Thursday, August 2, 2012

"The Savage Detectives", Roberto Bolano: Sexy Adventures of Mexican Poets


I bought this while living in Brooklyn, and read it mostly on the subway. At those time I would take the dust jacket off and leave it in my bookshelf to look proper, and over time the hard cover would become stained and shabby with the sweat and oils from my fingers and palms. I even wrote about this phenomena over at my oldest blog, complete with pictures of the damage.

I had read a review of this book, and of Roberto Bolanyo. He'd been a Chilean poet and author and had moved to Mexico and started a poetry movement. This book mirrors that scenario to a degree. The whole idea behind the novel, and its execution piqued my interest, and I went out and got it.

It starts out like a seventies coming-of-age/soft-core film, with a main character out writing poetry and trying get laid.

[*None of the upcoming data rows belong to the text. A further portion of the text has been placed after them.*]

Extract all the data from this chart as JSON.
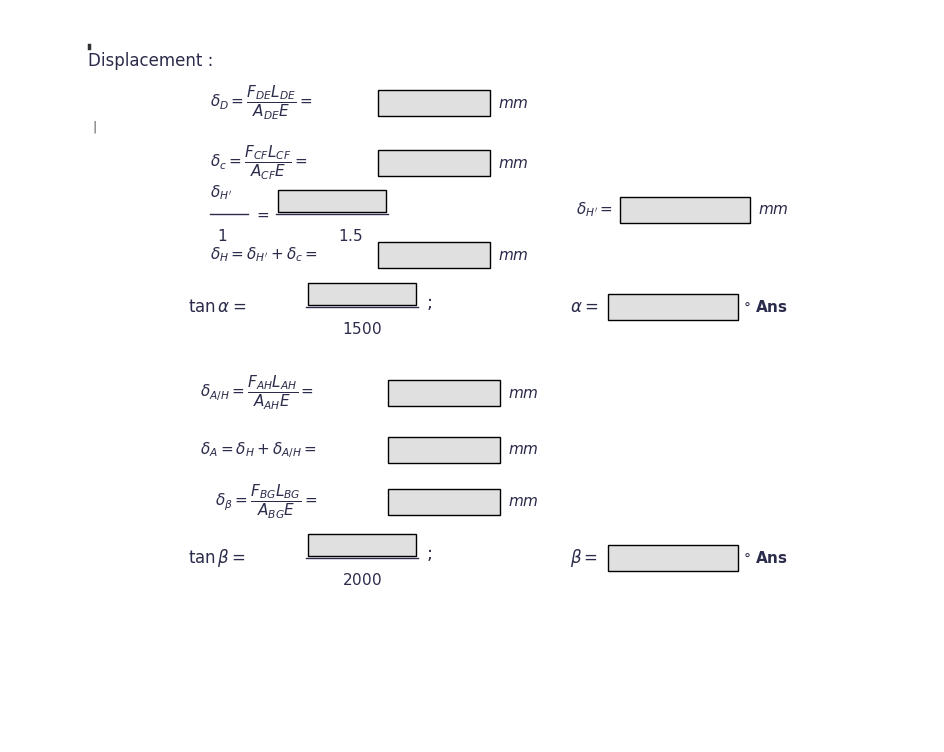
{
  "title": "Displacement :",
  "bg_color": "#ffffff",
  "text_color": "#2b2b4b",
  "box_fill": "#e0e0e0",
  "box_edge": "#000000",
  "fig_width": 9.44,
  "fig_height": 7.52,
  "dpi": 100,
  "font_size_main": 11,
  "font_size_title": 12,
  "font_size_bold": 12
}
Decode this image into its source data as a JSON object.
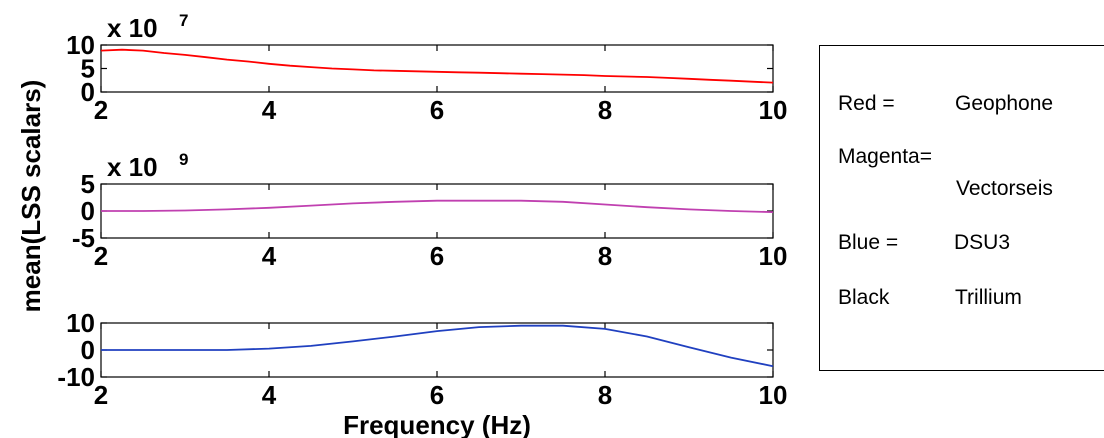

He tries to ally himself with two older poets who have started a movement, one Chilean and one Mexican, and they have big plans: they plan on kidnapping Octavio Paz. There is so much discussion of seventies era new-world Latin American poets and poetry that it'll blow your mind. You don't really have to know anything about them to enjoy the story, but if you were familiar with it, the references would be awesome.

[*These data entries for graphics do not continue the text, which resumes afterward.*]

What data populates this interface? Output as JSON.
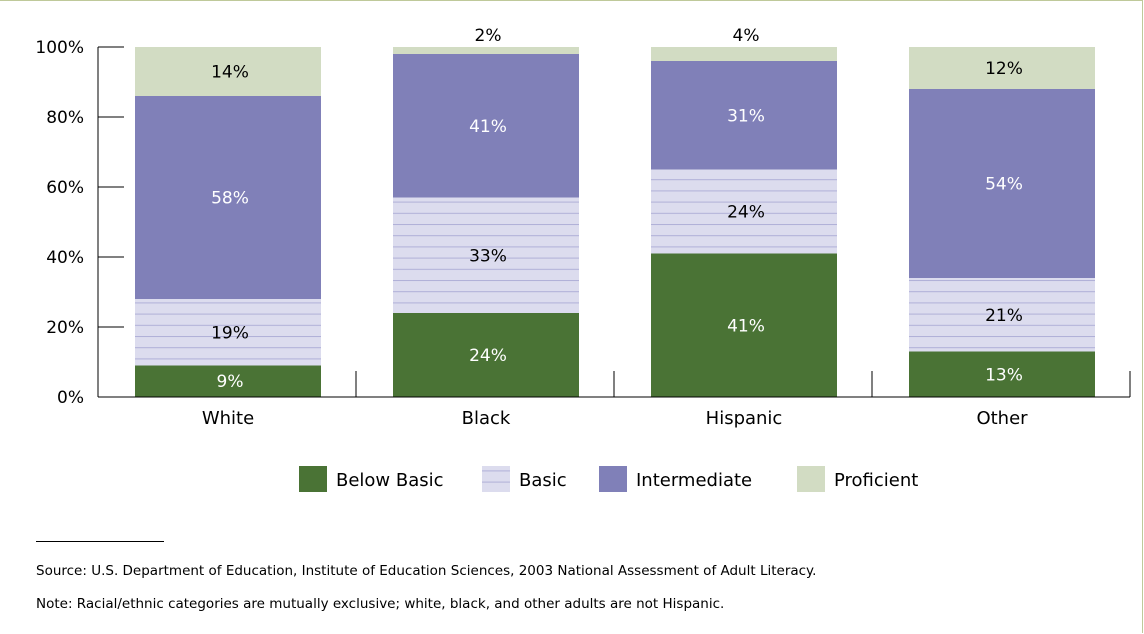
{
  "chart_data": {
    "type": "bar",
    "stacked": true,
    "categories": [
      "White",
      "Black",
      "Hispanic",
      "Other"
    ],
    "series": [
      {
        "name": "Below Basic",
        "values": [
          9,
          24,
          41,
          13
        ],
        "color": "#4a7335",
        "label_color": "#ffffff",
        "pattern": "solid"
      },
      {
        "name": "Basic",
        "values": [
          19,
          33,
          24,
          21
        ],
        "color": "#dcdcee",
        "label_color": "#000000",
        "pattern": "horizontal-lines"
      },
      {
        "name": "Intermediate",
        "values": [
          58,
          41,
          31,
          54
        ],
        "color": "#8080b8",
        "label_color": "#ffffff",
        "pattern": "solid"
      },
      {
        "name": "Proficient",
        "values": [
          14,
          2,
          4,
          12
        ],
        "color": "#d2dcc3",
        "label_color": "#000000",
        "pattern": "solid"
      }
    ],
    "y_ticks": [
      "0%",
      "20%",
      "40%",
      "60%",
      "80%",
      "100%"
    ],
    "ylim": [
      0,
      100
    ],
    "grid": false,
    "legend_position": "bottom"
  },
  "footnotes": {
    "source": "Source: U.S. Department of Education, Institute of Education Sciences, 2003 National Assessment of Adult Literacy.",
    "note": "Note: Racial/ethnic categories are mutually exclusive; white, black, and other adults are not Hispanic."
  }
}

This section ends abruptly, on the eve of a big action set piece. The next two-thirds of the book is a series of interviews with folks who were tertiary characters in the opening section, and all taking place fifteen to twenty-five years later. Through the interviews the ramifications of the actions that hadn't occurred when the first section stopped are starkly apparent. How everybody reacted and the aftermath played over the years, the disappointment and regret, all laid bare.

A few things, though: the interviewers are never fully defined or introduced, and the main character from the first section, is mentioned maybe once during the long interview section, and that's way near the end.

When the interviews are over, and a couple of decades of living on the margins of society, as many non-famous poets are wont to do, are painted for the reader, the first section starts up again, right where it left off, and now it's like a seventies action movie. The events that are being investigated throughout the middle of the book are witnessed, and we see how events turned into anecdotes and then turned into stories.

It really is a good work, a nice work of fiction. I looked into but haven't yet procured Bolanyo's so-called masterpiece, the mysteriously titled 2666, a 900-page novel split in five sections and deal with European literature critics and Mexican prostitute murders, and they are all connected. In reading a review of 2666, the names of some of my favorite writers get mentioned (Denis Johnson and Murakami) and a few writers I've heard of but haven't yet gotten into (Don DeLillo, James Ellroy).

If you're looking for something else, somewhere to start in the newly discovered and ever-growing market of Spanish writing translated into English, The Savage Detectives would probably be a good start.